- An acetate of the song

Song by Badfinger

from the album Straight Up
- Released: 13 December 1971 (US) 11 February 1972 (UK)
- Genre: Power pop
- Length: 5:19
- Label: Apple Records
- Songwriter(s): Pete Ham
- Producer(s): Todd Rundgren George Harrison

= Name of the Game (Badfinger song) =

"Name of the Game" is the sixth track from power pop band Badfinger's 1971 album, Straight Up. The song was written by Pete Ham.

==Background==

After the release of their album No Dice, Badfinger began work on an untitled follow-up. Geoff Emerick produced sessions for the songs that were to be on the album, among them being "Name of the Game". "Name of the Game" was also intended to be released as the lead single from this album, backed with "Suitcase", a track written by Joey Molland, but, despite efforts from George Harrison (who was impressed greatly by the track) to remix the song, the single, as well as the rest of the album, were canceled due to input from Phil Spector. This single edit appeared on some reissues of Straight Up.

When George Harrison returned to produce a new album for Badfinger, one of the songs that he worked on was "Name of the Game". However, upon his departure due to The Concert for Bangladesh, Todd Rundgren came to finish the album. Upon its completion, the album, now titled Straight Up, featured "Name of the Game" at the end of side one.

"Name of the Game" also appeared as the A-side of a single in the Philippines (backed with "Perfection".)

==Reception==
"Name of the Game" has generally received positive reviews from critics. AllMusics Stephen Thomas Erlewine called "Name of the Game" a "note-perfect pop ballad," while Apple Records' overview of Straight Up said that "Name of the Game" was "epic both in sound and in sentiment." Chris Evans chose it as an example of a Badfinger that shows that "though lyrical profundity may have been beyond them, there was plenty of mileage to be got out of the power ballad before Adrian Gurvitz and Michael Bolton came along.

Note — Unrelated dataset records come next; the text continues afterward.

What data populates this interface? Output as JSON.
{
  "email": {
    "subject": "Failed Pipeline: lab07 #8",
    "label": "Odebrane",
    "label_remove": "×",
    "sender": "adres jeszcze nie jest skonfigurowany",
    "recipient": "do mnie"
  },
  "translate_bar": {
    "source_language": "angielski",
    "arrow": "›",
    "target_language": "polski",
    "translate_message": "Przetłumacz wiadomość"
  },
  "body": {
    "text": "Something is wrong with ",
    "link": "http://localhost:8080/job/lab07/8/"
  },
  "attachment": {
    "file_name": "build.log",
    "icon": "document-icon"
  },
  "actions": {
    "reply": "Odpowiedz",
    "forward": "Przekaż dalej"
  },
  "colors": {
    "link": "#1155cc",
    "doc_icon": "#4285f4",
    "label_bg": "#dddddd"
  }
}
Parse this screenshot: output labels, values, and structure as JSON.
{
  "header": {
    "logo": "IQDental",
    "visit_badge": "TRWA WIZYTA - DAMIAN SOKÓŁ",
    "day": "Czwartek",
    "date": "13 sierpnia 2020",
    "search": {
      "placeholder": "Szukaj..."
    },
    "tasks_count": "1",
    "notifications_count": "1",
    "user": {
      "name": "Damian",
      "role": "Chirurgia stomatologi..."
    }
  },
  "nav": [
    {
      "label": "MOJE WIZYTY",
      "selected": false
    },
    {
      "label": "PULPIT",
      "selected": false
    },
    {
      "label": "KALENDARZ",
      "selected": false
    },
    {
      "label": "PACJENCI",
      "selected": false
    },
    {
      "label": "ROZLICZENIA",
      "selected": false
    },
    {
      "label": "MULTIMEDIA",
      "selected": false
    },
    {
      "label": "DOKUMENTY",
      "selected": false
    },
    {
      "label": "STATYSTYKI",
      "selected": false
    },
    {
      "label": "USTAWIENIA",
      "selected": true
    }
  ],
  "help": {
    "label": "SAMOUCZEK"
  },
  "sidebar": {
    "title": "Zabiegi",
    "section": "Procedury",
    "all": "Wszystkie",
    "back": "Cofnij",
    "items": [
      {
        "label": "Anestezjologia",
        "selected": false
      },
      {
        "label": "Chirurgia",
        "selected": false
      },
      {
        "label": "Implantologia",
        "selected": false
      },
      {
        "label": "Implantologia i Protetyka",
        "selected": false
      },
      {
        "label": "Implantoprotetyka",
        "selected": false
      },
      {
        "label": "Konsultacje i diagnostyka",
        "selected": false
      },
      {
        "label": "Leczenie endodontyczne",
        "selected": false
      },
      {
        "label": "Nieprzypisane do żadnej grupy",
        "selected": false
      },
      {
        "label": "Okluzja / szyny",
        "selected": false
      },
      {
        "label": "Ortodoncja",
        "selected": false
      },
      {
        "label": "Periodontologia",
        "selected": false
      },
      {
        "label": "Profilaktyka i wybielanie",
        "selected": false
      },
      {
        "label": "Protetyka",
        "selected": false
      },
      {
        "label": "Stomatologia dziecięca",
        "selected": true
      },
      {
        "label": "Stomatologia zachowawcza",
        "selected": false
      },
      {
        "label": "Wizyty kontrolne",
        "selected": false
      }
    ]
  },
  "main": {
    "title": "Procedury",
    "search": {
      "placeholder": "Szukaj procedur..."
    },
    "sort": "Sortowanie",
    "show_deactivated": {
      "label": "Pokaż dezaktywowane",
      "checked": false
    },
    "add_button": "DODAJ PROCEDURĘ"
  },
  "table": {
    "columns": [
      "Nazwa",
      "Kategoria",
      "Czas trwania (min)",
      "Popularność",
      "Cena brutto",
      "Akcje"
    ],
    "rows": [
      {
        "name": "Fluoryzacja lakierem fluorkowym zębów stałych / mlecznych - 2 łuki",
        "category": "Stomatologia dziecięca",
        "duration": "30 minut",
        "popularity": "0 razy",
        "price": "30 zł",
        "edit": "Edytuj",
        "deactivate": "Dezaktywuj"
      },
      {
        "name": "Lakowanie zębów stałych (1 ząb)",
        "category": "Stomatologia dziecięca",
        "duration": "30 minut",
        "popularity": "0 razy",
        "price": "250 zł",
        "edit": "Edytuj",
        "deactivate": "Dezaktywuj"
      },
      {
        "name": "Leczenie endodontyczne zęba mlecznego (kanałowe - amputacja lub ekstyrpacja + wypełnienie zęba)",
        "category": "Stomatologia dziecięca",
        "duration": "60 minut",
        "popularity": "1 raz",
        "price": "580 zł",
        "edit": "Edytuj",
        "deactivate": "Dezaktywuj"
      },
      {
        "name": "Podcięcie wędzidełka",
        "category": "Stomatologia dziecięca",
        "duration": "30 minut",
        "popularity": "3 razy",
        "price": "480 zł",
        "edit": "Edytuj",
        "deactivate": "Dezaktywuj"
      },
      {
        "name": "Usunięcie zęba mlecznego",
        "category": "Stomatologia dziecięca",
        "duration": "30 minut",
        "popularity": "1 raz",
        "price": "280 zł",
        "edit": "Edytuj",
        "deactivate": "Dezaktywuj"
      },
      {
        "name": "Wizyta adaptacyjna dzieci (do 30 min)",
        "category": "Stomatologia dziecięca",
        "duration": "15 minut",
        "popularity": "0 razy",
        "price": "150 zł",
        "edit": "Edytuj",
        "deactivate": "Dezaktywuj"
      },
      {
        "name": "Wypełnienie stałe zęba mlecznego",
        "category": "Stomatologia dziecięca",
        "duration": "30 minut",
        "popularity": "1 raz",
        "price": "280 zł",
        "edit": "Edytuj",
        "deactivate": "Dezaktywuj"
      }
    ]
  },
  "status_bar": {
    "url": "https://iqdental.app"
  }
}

Classic Rock critic Rob Hughes rated "Name of the Game" as Badfinger's 8th greatest song, saying "Pete Ham’s piano-led meditation is a prime example of his consummate artistry, replete with purring harmonies and a comely melody." Classic Rock History critic Janey Roberts rated it as Badfinger's 10th best song, calling it "a great Badfinger song written by Mr. Peter Hamm" despite being overshadowed by the singles released from the album. Goldmine critic Bill Kopp included "Name of the Game" as one of "5 wrongfully overlooked Badfinger songs."

"Name of the Game" was also a favorite of the members of Badfinger. Guitarist Joey Molland said that "We [members of Badfinger] were all knocked out by that.”